Leading the Way to Decarbonize Radiology

Radiologist and bio icon symbol

In September 2020 the skies of San Francisco turned orange and ashes fell on the sidewalks. The city was surrounded by wildfires. The smoky air obstructed the sun, stinging peoples’ eyes and throats, and posed a particular hazard for sensitive groups such as children and people with asthma. For Sean Woolen, MD, assistant professor of radiology, this moment served as a wake-up call.

“It was an almost dystopian experience, tending to COVID-19 patients in the hospital after being exposed to hazardous air quality due to nearby wildfires,” Woolen said. He was aware of the healthcare sector’s contribution to greenhouse gas emissions and its adverse effects on public health due to climate change. As a result, he felt compelled to take action. Woolen is now leading efforts to ensure that UCSF’s imaging fleet is the first carbon-neutral imaging fleet in the world.

While the exact size of radiology’s carbon footprint remains unknown, the energy-intensive nature of its equipment makes it a significant contributor to the healthcare sector’s 10 percent share of carbon emissions. A single MRI, for example, expends the energy equivalent to powering 12 US homes and one CT unit equates to three US homes.

Woolen collaborated with like-minded individuals at UCSF and Siemens to form a partnership in 2021 aimed at improving sustainability in radiology. Together, they assessed energy consumption, carbon footprint, and actively sought ways to reduce environmental impact.

A Simple Solution with Profound Savings

In April 2023, a retrospective evaluation of MRI power and energy consumption published in the journal Radiology, revealed a groundbreaking solution. Co-authored by Woolen and Christopher Hess, MD, PhD, UCSF chair of radiology, the study demonstrated that switching MRIs from idle to off during the night reduced power consumption by 25-to-33 percent. Implementing an “Eco Power mode” further decreased the power draw by 28%. By powering off and implementing “Eco Power mode,” the US healthcare system could save up to $11 million and reduce CO2 emissions equivalent to 50,000 tons.

Sean Woolen, MD, an assistant professor for UCSF radiology department“The idea of powering down is so simple,” Woolen said. He hopes that hospitals and healthcare systems will begin to make the change and has been speaking at conferences across the country on the subject. An encouraging aspect of reducing energy consumption is that it enables simultaneous cost reduction while paving the way for sustainable healthcare and decarbonization. “I hope the potential savings also serves as a catalyst for the healthcare sector to explore more eco-friendly approaches to practicing medicine,” Woolen said.

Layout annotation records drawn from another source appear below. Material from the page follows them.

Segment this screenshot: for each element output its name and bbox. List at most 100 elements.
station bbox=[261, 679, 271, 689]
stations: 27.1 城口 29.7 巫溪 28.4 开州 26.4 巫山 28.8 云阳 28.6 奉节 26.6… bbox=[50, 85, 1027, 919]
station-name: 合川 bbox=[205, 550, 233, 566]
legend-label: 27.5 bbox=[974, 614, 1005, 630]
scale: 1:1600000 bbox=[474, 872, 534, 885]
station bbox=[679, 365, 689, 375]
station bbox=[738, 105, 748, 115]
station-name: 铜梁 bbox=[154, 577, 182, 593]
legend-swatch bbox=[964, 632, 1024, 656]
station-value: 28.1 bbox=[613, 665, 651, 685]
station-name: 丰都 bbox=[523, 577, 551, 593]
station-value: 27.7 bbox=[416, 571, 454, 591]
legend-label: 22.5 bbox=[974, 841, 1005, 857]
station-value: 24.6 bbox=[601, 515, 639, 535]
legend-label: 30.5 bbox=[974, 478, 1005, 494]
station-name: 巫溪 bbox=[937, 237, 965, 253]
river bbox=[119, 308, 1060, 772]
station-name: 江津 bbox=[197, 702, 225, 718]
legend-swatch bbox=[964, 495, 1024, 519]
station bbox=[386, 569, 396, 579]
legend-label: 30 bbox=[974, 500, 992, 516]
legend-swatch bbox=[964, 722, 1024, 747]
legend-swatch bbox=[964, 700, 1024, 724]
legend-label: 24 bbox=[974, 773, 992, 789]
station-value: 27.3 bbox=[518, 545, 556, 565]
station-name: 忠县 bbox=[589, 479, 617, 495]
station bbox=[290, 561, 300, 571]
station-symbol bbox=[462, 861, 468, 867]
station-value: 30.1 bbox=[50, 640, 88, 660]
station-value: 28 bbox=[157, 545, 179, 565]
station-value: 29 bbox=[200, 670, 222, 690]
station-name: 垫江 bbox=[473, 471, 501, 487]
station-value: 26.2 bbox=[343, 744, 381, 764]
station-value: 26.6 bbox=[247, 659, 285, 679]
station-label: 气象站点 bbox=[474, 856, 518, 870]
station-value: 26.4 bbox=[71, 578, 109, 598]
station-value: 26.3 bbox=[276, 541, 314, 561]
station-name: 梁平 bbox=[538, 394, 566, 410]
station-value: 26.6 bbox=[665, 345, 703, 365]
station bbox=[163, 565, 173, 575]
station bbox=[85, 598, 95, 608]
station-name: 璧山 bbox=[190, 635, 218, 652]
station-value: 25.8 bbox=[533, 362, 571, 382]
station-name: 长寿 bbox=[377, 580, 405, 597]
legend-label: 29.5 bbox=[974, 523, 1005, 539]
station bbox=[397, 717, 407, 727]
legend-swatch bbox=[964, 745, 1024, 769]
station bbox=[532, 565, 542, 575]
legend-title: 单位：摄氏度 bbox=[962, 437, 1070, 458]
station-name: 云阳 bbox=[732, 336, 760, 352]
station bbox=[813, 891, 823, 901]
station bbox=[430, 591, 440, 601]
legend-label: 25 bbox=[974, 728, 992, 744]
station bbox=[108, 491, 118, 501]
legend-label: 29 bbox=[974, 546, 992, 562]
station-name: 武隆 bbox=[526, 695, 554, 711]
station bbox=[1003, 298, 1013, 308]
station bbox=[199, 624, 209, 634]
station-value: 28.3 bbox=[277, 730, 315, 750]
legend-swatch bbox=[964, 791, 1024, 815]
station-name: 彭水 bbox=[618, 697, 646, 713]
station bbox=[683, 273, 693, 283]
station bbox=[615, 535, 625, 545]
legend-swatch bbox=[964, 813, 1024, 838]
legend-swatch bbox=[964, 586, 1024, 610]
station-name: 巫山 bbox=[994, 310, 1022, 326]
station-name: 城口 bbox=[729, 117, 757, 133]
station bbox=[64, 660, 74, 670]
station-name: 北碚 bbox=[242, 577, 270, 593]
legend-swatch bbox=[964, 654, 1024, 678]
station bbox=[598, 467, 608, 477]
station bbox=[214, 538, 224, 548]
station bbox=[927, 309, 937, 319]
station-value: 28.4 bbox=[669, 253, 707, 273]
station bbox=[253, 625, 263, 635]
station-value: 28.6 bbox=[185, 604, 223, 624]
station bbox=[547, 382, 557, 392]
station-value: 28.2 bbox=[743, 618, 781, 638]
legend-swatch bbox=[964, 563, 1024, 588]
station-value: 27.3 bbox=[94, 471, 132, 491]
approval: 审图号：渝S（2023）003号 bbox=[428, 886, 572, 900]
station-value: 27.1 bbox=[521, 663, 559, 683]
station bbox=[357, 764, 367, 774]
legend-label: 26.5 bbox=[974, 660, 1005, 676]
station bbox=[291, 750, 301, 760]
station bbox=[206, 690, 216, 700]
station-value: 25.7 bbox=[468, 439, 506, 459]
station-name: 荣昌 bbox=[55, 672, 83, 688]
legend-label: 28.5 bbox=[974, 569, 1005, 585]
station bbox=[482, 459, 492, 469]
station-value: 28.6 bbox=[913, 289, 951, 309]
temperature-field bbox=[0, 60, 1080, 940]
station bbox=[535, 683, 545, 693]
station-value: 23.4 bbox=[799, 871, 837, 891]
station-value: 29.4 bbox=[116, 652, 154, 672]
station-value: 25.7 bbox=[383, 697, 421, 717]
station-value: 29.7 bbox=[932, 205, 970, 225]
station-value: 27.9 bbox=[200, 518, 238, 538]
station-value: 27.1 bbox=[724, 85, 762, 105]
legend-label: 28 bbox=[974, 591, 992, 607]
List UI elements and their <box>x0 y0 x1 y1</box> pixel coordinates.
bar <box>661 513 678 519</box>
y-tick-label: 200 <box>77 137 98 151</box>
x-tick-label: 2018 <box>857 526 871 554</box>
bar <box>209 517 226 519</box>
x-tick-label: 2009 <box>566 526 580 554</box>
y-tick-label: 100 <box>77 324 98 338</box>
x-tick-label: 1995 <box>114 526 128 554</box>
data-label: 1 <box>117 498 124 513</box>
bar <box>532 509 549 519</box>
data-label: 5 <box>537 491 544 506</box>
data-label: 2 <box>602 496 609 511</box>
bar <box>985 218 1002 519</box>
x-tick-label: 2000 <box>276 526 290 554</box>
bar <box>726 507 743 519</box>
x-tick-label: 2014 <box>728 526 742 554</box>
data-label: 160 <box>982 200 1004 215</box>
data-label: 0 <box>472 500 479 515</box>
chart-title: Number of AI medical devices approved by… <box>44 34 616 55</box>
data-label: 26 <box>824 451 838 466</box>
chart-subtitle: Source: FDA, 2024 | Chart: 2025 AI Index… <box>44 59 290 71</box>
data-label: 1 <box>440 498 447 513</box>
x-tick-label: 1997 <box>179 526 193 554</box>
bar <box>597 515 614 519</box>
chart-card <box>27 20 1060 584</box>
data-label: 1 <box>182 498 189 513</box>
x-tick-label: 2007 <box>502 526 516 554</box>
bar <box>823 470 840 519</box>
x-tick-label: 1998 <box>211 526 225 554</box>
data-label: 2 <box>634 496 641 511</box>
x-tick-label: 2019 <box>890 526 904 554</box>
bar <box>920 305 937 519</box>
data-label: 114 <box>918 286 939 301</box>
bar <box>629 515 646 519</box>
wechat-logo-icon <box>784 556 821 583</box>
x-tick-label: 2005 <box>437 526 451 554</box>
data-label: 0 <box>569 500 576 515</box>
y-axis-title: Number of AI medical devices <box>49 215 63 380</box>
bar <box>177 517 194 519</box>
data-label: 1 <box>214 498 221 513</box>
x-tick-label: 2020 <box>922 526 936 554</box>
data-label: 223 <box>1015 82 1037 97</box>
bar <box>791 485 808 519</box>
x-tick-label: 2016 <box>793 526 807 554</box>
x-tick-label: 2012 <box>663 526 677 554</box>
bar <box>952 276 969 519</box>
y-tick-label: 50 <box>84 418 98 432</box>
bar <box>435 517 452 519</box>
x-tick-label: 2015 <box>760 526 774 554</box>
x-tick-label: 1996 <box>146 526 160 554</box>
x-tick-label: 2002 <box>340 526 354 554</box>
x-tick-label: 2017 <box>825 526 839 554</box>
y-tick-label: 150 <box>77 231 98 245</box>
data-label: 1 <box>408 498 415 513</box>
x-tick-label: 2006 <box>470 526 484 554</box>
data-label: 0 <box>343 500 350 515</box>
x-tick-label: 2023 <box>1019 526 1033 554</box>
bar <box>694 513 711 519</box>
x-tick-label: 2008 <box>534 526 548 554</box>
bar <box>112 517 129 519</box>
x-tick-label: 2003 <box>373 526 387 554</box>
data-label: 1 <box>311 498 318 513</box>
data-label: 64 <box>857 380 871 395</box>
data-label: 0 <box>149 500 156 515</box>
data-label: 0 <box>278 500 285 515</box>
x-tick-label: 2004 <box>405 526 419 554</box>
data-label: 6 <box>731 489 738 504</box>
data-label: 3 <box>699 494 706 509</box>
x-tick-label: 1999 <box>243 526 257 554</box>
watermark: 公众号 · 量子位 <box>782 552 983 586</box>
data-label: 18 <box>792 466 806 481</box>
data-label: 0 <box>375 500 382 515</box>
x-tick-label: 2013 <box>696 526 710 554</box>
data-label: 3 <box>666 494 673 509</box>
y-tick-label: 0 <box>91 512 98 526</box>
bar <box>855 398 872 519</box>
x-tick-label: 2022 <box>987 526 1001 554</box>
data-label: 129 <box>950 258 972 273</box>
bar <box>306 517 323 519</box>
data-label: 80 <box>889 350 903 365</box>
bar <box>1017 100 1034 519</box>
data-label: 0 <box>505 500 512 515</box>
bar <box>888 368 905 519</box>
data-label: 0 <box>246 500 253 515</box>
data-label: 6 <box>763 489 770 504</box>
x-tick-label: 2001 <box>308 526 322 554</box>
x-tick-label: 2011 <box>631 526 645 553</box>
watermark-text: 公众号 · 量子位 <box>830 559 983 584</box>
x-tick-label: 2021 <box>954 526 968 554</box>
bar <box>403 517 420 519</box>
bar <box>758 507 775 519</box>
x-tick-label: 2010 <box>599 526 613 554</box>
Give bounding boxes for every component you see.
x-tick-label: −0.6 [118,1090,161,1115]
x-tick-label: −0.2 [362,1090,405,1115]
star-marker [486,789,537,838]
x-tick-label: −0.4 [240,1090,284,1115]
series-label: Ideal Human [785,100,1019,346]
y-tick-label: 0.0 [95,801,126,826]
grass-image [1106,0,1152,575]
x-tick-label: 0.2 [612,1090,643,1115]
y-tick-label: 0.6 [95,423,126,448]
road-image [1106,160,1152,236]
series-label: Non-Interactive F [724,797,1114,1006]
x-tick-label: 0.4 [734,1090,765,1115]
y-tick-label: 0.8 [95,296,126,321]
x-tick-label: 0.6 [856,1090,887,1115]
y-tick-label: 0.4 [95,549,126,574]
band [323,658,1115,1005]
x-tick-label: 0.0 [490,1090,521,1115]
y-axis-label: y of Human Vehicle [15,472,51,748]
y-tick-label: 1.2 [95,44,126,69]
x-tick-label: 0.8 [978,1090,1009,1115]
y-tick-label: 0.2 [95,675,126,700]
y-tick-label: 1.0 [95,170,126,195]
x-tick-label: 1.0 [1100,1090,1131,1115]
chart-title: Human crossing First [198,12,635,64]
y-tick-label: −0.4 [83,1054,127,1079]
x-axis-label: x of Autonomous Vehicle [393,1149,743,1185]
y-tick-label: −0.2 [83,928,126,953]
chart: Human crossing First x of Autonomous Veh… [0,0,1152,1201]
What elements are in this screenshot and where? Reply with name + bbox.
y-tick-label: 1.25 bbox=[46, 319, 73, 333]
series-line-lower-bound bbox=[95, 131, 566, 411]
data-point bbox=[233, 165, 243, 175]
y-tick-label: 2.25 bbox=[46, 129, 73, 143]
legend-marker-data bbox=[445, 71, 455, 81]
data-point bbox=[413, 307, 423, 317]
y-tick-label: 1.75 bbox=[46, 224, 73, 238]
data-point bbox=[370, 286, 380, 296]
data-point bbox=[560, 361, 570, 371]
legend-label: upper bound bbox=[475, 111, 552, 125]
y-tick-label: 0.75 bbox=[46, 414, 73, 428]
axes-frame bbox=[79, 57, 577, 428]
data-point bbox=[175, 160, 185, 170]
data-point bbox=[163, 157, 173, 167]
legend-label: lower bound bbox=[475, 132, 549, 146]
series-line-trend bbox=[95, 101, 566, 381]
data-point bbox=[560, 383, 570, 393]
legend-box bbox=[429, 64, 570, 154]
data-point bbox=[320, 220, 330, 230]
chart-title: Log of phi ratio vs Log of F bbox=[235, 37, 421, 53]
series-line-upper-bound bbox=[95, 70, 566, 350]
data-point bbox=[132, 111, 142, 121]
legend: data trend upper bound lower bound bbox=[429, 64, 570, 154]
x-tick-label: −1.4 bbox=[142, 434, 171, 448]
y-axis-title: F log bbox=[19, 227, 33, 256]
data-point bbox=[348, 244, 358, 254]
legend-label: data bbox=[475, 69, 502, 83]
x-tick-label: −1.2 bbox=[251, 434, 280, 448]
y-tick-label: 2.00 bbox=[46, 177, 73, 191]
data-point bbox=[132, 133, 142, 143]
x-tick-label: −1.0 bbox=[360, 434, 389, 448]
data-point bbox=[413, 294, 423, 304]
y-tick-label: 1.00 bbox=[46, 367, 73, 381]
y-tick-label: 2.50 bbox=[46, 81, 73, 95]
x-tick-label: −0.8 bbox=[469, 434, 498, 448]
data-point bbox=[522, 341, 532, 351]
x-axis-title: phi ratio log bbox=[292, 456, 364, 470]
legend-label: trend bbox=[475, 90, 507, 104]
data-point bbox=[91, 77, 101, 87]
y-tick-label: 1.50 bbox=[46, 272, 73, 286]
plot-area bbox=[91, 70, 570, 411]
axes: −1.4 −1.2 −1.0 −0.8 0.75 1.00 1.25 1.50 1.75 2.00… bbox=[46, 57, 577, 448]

The department’s sustainable strategy revolves around the 3Ms: Measure, Message, and Manage. The “Measure” phase seeks to gain a better understanding of the environmental impact of imaging and encompasses the entire lifecycle of scanners, from production and delivery to operations. “We have to measure each of those in order to communicate the impact we can have when designing steps to manage our carbon footprint.” [See related article: Sustainable Aviation Fuels (SAF) reduce carbon footprint for MRI scanner delivery for more on how we’re addressing the delivery and supply chain stage.]

A Collaborative Approach

“A single sector can’t do this alone,” Hess said. “To reduce the energy use of healthcare and radiology, it requires a coordinated strategy among academics, government, industry and patients.”

To develop “Eco power mode” a multidisciplinary team came together under a shared vision of working to make a more sustainable healthcare system. Experts in radiology, energy monitoring and technology, high-voltage electricity, facility engineering, and informatics convened to launch the software update that can be installed on all brands of MRI to reduce energy usage.

The team harnessed existing energy technologies to create a novel energy monitoring program, enabling them to better understand energy consumption and identify methods that decrease usage to ensure a more sustainable path forward. “I think the most important part of the initiative for me is identifying achievable and simple changes that make a significant impact,” Woolen said.

Alastair Martin, PhD, professor of radiology and the department’s associate chair for capital projects, noted that there are a lot of other pieces of sustainability beyond energy use that are critical. “We’re focused on energy not because we think it’s the only important thing, it’s just an area where we see we can have a great impact.”

“I see our department serving as a key leader in this sustainability space,” Hess said. “We have the people in the department to tackle complex issues like this. It allows us to be pioneers and set an example for other medical disciplines.”